Abstract:
Binary logistic regression (BLR) and Linear discriminant analysis (LDA) are often used for the purpose of classifying populations or groups using a set of predictor variables. The goal of this study is to compare two different methods of classification (BLR and LDA) to make the choice between the two methods easier, and to understand how to do the two models behave under different epidemiological data and group characteristics. Assumptions of multivariate normality and equal variance covariance matrices across groups are required before proceeding with LDA, but such assumptions are not required for BLR. In this study, four real epidemiological datasets specific of ruminant animals (Sheep, Cattle, Goats and Camel) are used to study the performance of both methods, the data collected by veterinarian researcher from Al Qadarif state – eastern Sudan as epidemiological case study of bluetongue virus and its association with various risk factors (predictors).
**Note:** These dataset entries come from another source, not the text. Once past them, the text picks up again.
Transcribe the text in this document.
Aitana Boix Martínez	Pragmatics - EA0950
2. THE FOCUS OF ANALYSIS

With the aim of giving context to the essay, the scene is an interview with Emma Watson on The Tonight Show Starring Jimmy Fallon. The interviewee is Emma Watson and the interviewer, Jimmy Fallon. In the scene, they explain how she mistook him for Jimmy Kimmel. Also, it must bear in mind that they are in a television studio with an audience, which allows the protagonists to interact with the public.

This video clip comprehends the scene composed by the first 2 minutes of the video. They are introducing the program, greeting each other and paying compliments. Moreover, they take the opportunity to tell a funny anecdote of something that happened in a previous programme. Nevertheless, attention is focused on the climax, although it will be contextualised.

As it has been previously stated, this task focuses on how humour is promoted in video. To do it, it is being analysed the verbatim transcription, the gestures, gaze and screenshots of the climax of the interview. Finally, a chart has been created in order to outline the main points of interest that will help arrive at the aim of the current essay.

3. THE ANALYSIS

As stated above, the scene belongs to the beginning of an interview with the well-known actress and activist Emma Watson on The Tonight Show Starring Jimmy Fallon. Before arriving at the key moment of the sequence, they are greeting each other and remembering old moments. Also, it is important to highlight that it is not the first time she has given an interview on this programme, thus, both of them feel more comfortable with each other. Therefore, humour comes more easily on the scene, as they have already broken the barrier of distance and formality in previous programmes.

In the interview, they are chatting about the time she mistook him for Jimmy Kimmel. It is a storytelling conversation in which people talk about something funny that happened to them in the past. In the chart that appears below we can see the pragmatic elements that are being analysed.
The measures used to compare the performance of the two techniques was the overall classification accuracy, and to investigate the quality of prediction in terms of sensitivity and specificity. Area under the receiver operating characteristic curve (AUC) was also examined. The first finding that can be drawn from this study was that both methods have selected same predictors for significant differentiation, using non-normally distributed data.
The second major outcome was that the sample size has the same impact on LDA and BLR regarding the percentages of animals being correctly classified. Area under roc curve (AUC) showed BLR slight superiority than LDA, and classification accuracy of higher cutoff points also showed small difference between two models.